Dunque l'impulso di gettarsi da quel balcone, razionalizzato con la decisione di scendere, era stata la sua prima reazione allo shock. Gregor non era stato preparato da nessuno.

— Dimmi, è vero che ha torturato…

— Non tutto ciò che si dice del Principe Serg è vero — si affrettò a interromperlo Miles. — Anche se i fatti reali sono… già abbastanza sgradevoli. Mia madre li conosce. Lei è stata testimone di parecchie cose che io non saprò mai, durante l'invasione di Escobar. Ma forse con te ne parlerà. Se glielo chiedi francamente, a te risponderà altrettanto francamente.

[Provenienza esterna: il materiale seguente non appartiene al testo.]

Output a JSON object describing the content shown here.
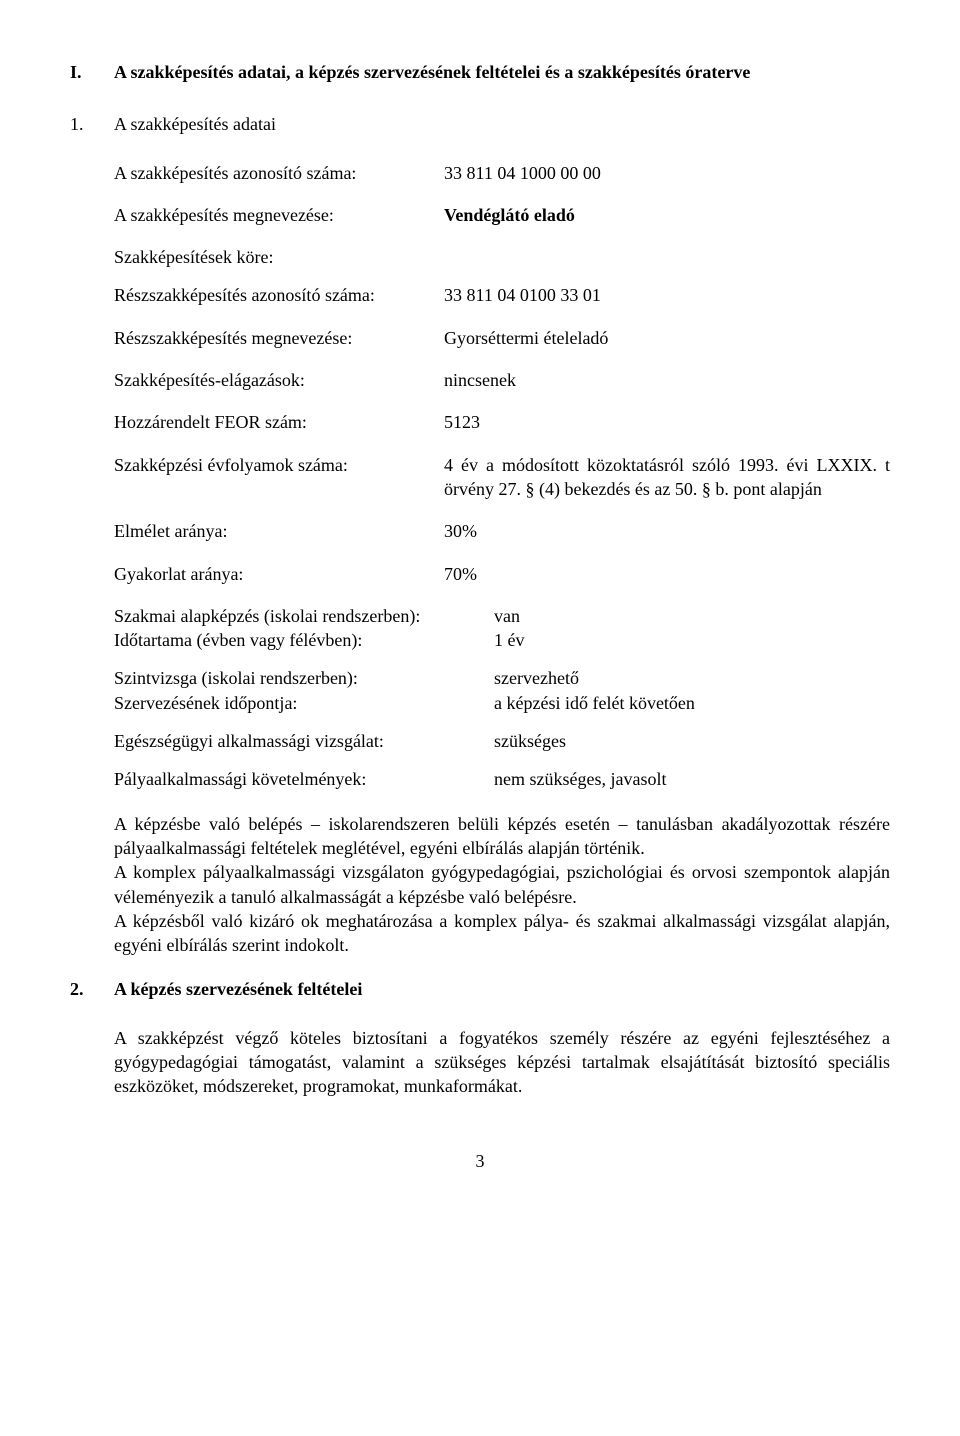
{
  "heading": {
    "roman": "I.",
    "title": "A szakképesítés adatai, a képzés szervezésének feltételei és a szakképesítés óraterve"
  },
  "section1": {
    "num": "1.",
    "title": "A szakképesítés adatai",
    "items": {
      "azonosito_label": "A szakképesítés azonosító száma:",
      "azonosito_value": "33 811 04 1000 00 00",
      "megnevezes_label": "A szakképesítés megnevezése:",
      "megnevezes_value": "Vendéglátó eladó",
      "korok_label": "Szakképesítések köre:",
      "ressz_azonosito_label": "Részszakképesítés azonosító száma:",
      "ressz_azonosito_value": "33 811 04 0100 33 01",
      "ressz_megnevezes_label": "Részszakképesítés megnevezése:",
      "ressz_megnevezes_value": "Gyorséttermi ételeladó",
      "elagazasok_label": "Szakképesítés-elágazások:",
      "elagazasok_value": "nincsenek",
      "feor_label": "Hozzárendelt FEOR szám:",
      "feor_value": "5123",
      "evfolyam_label": "Szakképzési évfolyamok száma:",
      "evfolyam_value": "4 év a módosított közoktatásról szóló 1993. évi LXXIX. t örvény 27. § (4) bekezdés és az 50. § b. pont alapján",
      "elmelet_label": "Elmélet aránya:",
      "elmelet_value": "30%",
      "gyakorlat_label": "Gyakorlat aránya:",
      "gyakorlat_value": "70%",
      "alapkepzes_label": "Szakmai alapképzés (iskolai rendszerben):",
      "alapkepzes_value": "van",
      "idotartam_label": "Időtartama (évben vagy félévben):",
      "idotartam_value": "1 év",
      "szintvizsga_label": "Szintvizsga (iskolai rendszerben):",
      "szintvizsga_value": "szervezhető",
      "szervezes_label": "Szervezésének időpontja:",
      "szervezes_value": "a képzési idő felét követően",
      "egeszseg_label": "Egészségügyi alkalmassági vizsgálat:",
      "egeszseg_value": "szükséges",
      "palya_label": "Pályaalkalmassági követelmények:",
      "palya_value": "nem szükséges, javasolt"
    },
    "para1": "A képzésbe való belépés – iskolarendszeren belüli képzés esetén – tanulásban akadályozottak részére pályaalkalmassági feltételek meglétével, egyéni elbírálás alapján történik.",
    "para2": "A komplex pályaalkalmassági vizsgálaton gyógypedagógiai, pszichológiai és orvosi szempontok alapján véleményezik a tanuló alkalmasságát a képzésbe való belépésre.",
    "para3": "A képzésből való kizáró ok meghatározása a komplex pálya- és szakmai alkalmassági vizsgálat alapján, egyéni elbírálás szerint indokolt."
  },
  "section2": {
    "num": "2.",
    "title": "A képzés szervezésének feltételei",
    "para": "A szakképzést végző köteles biztosítani a fogyatékos személy részére az egyéni fejlesztéséhez a gyógypedagógiai támogatást, valamint a szükséges képzési tartalmak elsajátítását biztosító speciális eszközöket, módszereket, programokat, munkaformákat."
  },
  "pageNumber": "3"
}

— Neppure tu e tuo padre parlate per enigmi, se è per questo — concesse Gregor.

— Lei può dimostrarti quanto tu sia diverso da lui. Comunque, nell'eredità genetica di tua madre non c'era niente che non andasse, a quanto ne so. È probabile che io abbia tanti cromosomi di Yuri il Folle quanti ne hai tu, ereditati dall'una o dall'altra linea di antenati.

Gregor fece un sogghigno. — E questo dovrebbe essere rassicurante per me?

— Mmh. Se i miei modesti cromosomi ti spaventano, puoi sempre spararmi.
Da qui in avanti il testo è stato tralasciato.